Some people eat, sleep and chew gum, I do genealogy and write...

Thursday, November 27, 2014

Searching for a Surname

Very frequently I am asked if I am related to someone who has the same surname. Although Tanner has gained great popularity in the last few years as a given name, it is a relatively less common surname. Most genealogical researchers tend to focus on an ancestor's name rather than location or other historical details. This limited focus often brings a great deal of frustration and ends up with the so-called "brick wall" situation. Understanding some basic facts about names and naming patterns is a prerequisite to doing effective research.

Since, outside of science fiction, a person can only be in one place at one time, researchers should actually be focusing more on where events occurred than the particular form of the names of the ancestors involved. This is not to say that names should be disregarded, it is just more important to associate an individual with a particular location than it is a particular name.
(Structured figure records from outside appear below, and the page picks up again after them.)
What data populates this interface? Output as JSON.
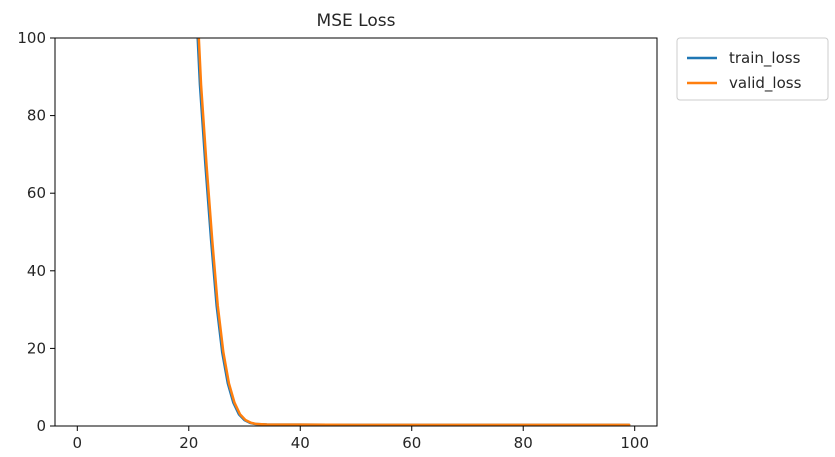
{
  "chart_data": {
    "type": "line",
    "title": "MSE Loss",
    "xlabel": "",
    "ylabel": "",
    "xlim": [
      -4,
      104
    ],
    "ylim": [
      0,
      100
    ],
    "xticks": [
      0,
      20,
      40,
      60,
      80,
      100
    ],
    "yticks": [
      0,
      20,
      40,
      60,
      80,
      100
    ],
    "grid": false,
    "legend_position": "outside-top-right",
    "series": [
      {
        "name": "train_loss",
        "color": "#1f77b4",
        "x": [
          21.6,
          22,
          23,
          24,
          25,
          26,
          27,
          28,
          29,
          30,
          31,
          32,
          34,
          40,
          50,
          60,
          70,
          80,
          90,
          99
        ],
        "y": [
          100,
          88,
          67,
          48,
          31,
          19,
          11,
          6,
          3,
          1.5,
          0.8,
          0.5,
          0.4,
          0.35,
          0.3,
          0.3,
          0.3,
          0.3,
          0.3,
          0.3
        ]
      },
      {
        "name": "valid_loss",
        "color": "#ff7f0e",
        "x": [
          21.8,
          22.2,
          23.2,
          24.2,
          25.2,
          26.2,
          27.2,
          28.2,
          29.2,
          30.2,
          31.2,
          32.2,
          34,
          40,
          50,
          60,
          70,
          80,
          90,
          99
        ],
        "y": [
          100,
          88,
          67,
          48,
          31,
          19,
          11,
          6,
          3,
          1.5,
          0.8,
          0.5,
          0.4,
          0.35,
          0.3,
          0.3,
          0.3,
          0.3,
          0.3,
          0.3
        ]
      }
    ]
  }
}
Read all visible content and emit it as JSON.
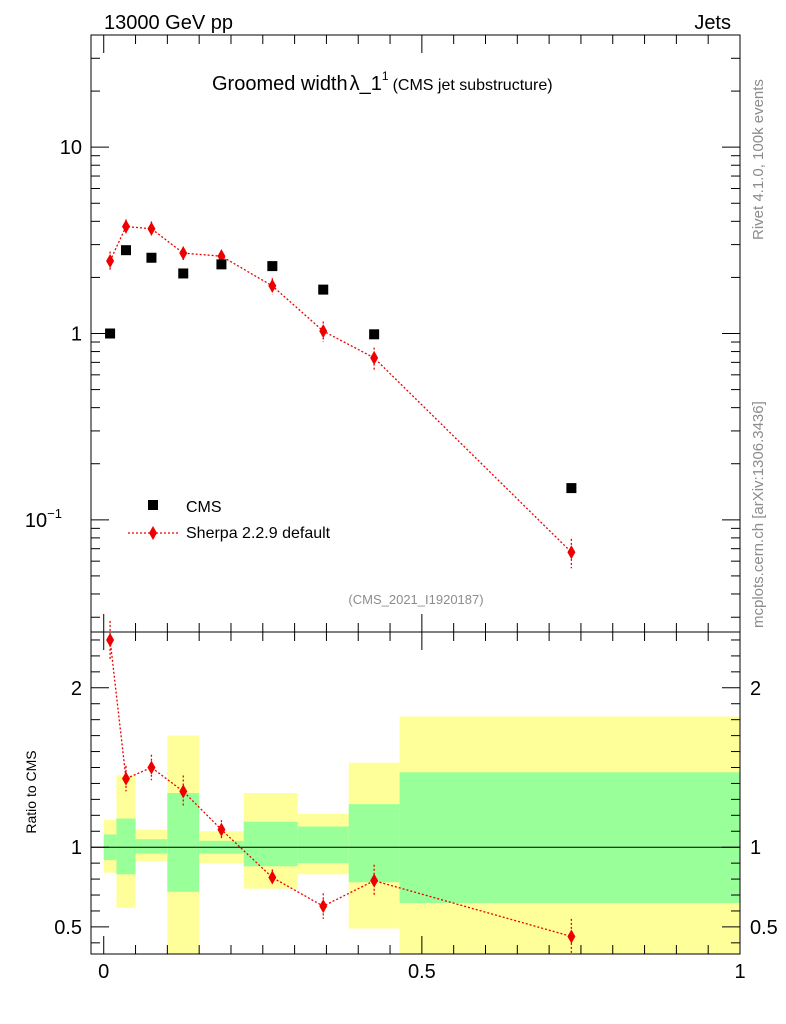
{
  "header": {
    "left": "13000 GeV pp",
    "right": "Jets"
  },
  "title": {
    "main": "Groomed width",
    "symbol": "λ_1",
    "sup": "1",
    "sub": "(CMS jet substructure)"
  },
  "side_labels": {
    "rivet": "Rivet 4.1.0,  100k events",
    "mcplots": "mcplots.cern.ch [arXiv:1306.3436]"
  },
  "analysis_id": "(CMS_2021_I1920187)",
  "colors": {
    "data": "#000000",
    "mc": "#ee0000",
    "band_inner": "#99ff99",
    "band_outer": "#ffff99"
  },
  "chart_data": [
    {
      "panel": "main",
      "type": "scatter",
      "y_scale": "log",
      "xlim": [
        -0.02,
        1.0
      ],
      "ylim": [
        0.025,
        40
      ],
      "y_ticks": [
        {
          "value": 10,
          "label": "10"
        },
        {
          "value": 1,
          "label": "1"
        },
        {
          "value": 0.1,
          "label": "10",
          "sup": "−1"
        }
      ],
      "legend": {
        "position": "lower-left",
        "entries": [
          "CMS",
          "Sherpa 2.2.9 default"
        ]
      },
      "series": [
        {
          "name": "CMS",
          "marker": "square",
          "x": [
            0.01,
            0.035,
            0.075,
            0.125,
            0.185,
            0.265,
            0.345,
            0.425,
            0.735
          ],
          "y": [
            1.0,
            2.8,
            2.55,
            2.1,
            2.35,
            2.3,
            1.72,
            0.99,
            0.148
          ]
        },
        {
          "name": "Sherpa 2.2.9 default",
          "marker": "diamond",
          "line": "dotted",
          "x": [
            0.01,
            0.035,
            0.075,
            0.125,
            0.185,
            0.265,
            0.345,
            0.425,
            0.735
          ],
          "y": [
            2.45,
            3.75,
            3.65,
            2.7,
            2.6,
            1.8,
            1.03,
            0.74,
            0.067
          ],
          "yerr": [
            0.3,
            0.35,
            0.35,
            0.22,
            0.2,
            0.18,
            0.13,
            0.1,
            0.012
          ]
        }
      ]
    },
    {
      "panel": "ratio",
      "type": "line",
      "ylabel": "Ratio to CMS",
      "xlim": [
        -0.02,
        1.0
      ],
      "ylim": [
        0.33,
        2.35
      ],
      "x_ticks": [
        {
          "value": 0,
          "label": "0"
        },
        {
          "value": 0.5,
          "label": "0.5"
        },
        {
          "value": 1,
          "label": "1"
        }
      ],
      "y_ticks": [
        {
          "value": 2,
          "label": "2"
        },
        {
          "value": 1,
          "label": "1"
        },
        {
          "value": 0.5,
          "label": "0.5"
        }
      ],
      "bands": [
        {
          "x0": 0.0,
          "x1": 0.02,
          "inner": [
            0.92,
            1.08
          ],
          "outer": [
            0.84,
            1.17
          ]
        },
        {
          "x0": 0.02,
          "x1": 0.05,
          "inner": [
            0.83,
            1.18
          ],
          "outer": [
            0.62,
            1.45
          ]
        },
        {
          "x0": 0.05,
          "x1": 0.1,
          "inner": [
            0.96,
            1.05
          ],
          "outer": [
            0.91,
            1.11
          ]
        },
        {
          "x0": 0.1,
          "x1": 0.15,
          "inner": [
            0.72,
            1.34
          ],
          "outer": [
            0.33,
            1.7
          ]
        },
        {
          "x0": 0.15,
          "x1": 0.22,
          "inner": [
            0.96,
            1.04
          ],
          "outer": [
            0.9,
            1.1
          ]
        },
        {
          "x0": 0.22,
          "x1": 0.305,
          "inner": [
            0.88,
            1.16
          ],
          "outer": [
            0.74,
            1.34
          ]
        },
        {
          "x0": 0.305,
          "x1": 0.385,
          "inner": [
            0.9,
            1.13
          ],
          "outer": [
            0.83,
            1.21
          ]
        },
        {
          "x0": 0.385,
          "x1": 0.465,
          "inner": [
            0.78,
            1.27
          ],
          "outer": [
            0.49,
            1.53
          ]
        },
        {
          "x0": 0.465,
          "x1": 1.0,
          "inner": [
            0.65,
            1.47
          ],
          "outer": [
            0.33,
            1.82
          ]
        }
      ],
      "series": [
        {
          "name": "Sherpa 2.2.9 default / CMS",
          "x": [
            0.01,
            0.035,
            0.075,
            0.125,
            0.185,
            0.265,
            0.345,
            0.425,
            0.735
          ],
          "y": [
            2.3,
            1.43,
            1.5,
            1.35,
            1.11,
            0.81,
            0.63,
            0.79,
            0.44
          ],
          "yerr": [
            0.12,
            0.08,
            0.08,
            0.1,
            0.06,
            0.05,
            0.08,
            0.1,
            0.11
          ]
        }
      ]
    }
  ]
}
That said, there is a rather extensive and persistent area of genealogical research known as "one name studies." One example is the Guild of One-Name Studies. This organization has the goal of research into the genealogy and history of all persons with the same surname and its variants. Here is a brief quote from the Guild's website that talks about their goal:
This is distinct from family history, in that it is the surname that is of interest, rather than the family tree of members of the same family with several different surnames. However, it does involve many of the same research skills and techniques as family history, and most one-namers are actively researching both their own family and their one-name study.
In a sense, this approach is similar to what has been done by many genealogists in the past and is still being done presently. When a researcher encounters a situation where the records are sparse, particularly in a small area, they sometimes focus on the surname and simply "extract" all of the people in the location with the same surname. This is sort of a shotgun approach to genealogy. The supposition is that by extracting all of the people of the same name, the researcher will inevitably have located the ancestor. When I have encountered this type of research, I usually find that when the decision has been made to extract names, the research quits trying to differentiate the people with the same or similar surname into family groups and considers each as a separate individual.

My earliest encounter with this type of research was when I was reviewing and recording a great deal of genealogical research records obtained from one of my great-grandmothers. She had a tendency to research a particular line, but if she could not find specific records about the individuals, she would just copy out anyone in a particular parish or other area with the same surname. This activity of name-gathering was very confusing for me for a considerable period of time since I could not figure out how these people in her files were related. The simple answer was that they were not related through blood lines.

As I did more research on my own surname line, I found that the genealogy was pretty simple. The line went back to an early Rhode Island immigrant named William Tanner and stopped. Despite claims by some, no has yet demonstrated with documentation a connection to England where this particular ancestor probably originated. As I continued doing genealogical research over the years, I encountered a lot of different "Tanner families" who were not related. One time, in the Hancock County Historical Society in Carthage, Illinois, I found a card catalog with the listing of a perhaps hundreds of Tanners, all who came from Switzerland. These and many other experiences have led me to the conclusion that searching for surnames is really somewhat antithetical to the pursuit of ancestry i.e. genealogy. They are two completely different goals. Although, there is some argument for the extraction method, if the researcher is willing to spend the time differentiating each of the individuals with the common surname and separating them into family units and then further identifying the unit that is the ancestral family of the researcher.

I have absolutely nothing against people who wish to pursue one-name studies. I have found, however, that the more the name, the less help the one-name study is in assisting genealogists and, of course, I identify myself as a genealogist.

One of the most common mistakes made by people interested in genealogy, but without any background or experience, is that people with the same name are related. I get this when people ask about a relationship by saying, "are you related to Bob Tanner in Nephi, Utah" or something like that. Because of my extensive family in the western part of the United States, this question usually elicits the same answer; if that person is a member of The Church of Jesus Christ of Latter-day Saints, then the answer is probably yes. More knowledgeable individuals, who are somewhat aware of genealogy, usually ask the question differently; they say "what Tanner family are you from?"

I even have one uncle who married late in life and all of his wife's adult children who had the surname of his wife's first husband, for a lot of reasons, decided to become "Tanners" and changed their names. The more you become familiar with the limitations of focusing more on names than on places and other factors, the more you are likely to be successful in pursuing your own ancestry. But that is another topic for another time.

1 comment:

  1. Names like Tanner which are occupations undoubtedly originated in many places independently of one another. Some may even have been the foreign language equivalent and were translated into English by immigrants to English-speaking countries. Patronymic-type names (Johnson, Wilson, etc) would also have arisen independently in multiple places.

    In my own case, I am doing single-surname work on my Pikholz and Kwoczka lines, because I assumed they came from a single source. The Jewish Kwoczkas are in fact all from one town, with no apparent connection to Polish Kwoczkas who lived somewhere else entirely.

    The Pikholz families come from two towns that are about three hours' drive apart today. DNA hints that they are from a single source at least two hundred years ago.

    So it really depends on the type of surname you are dealing with.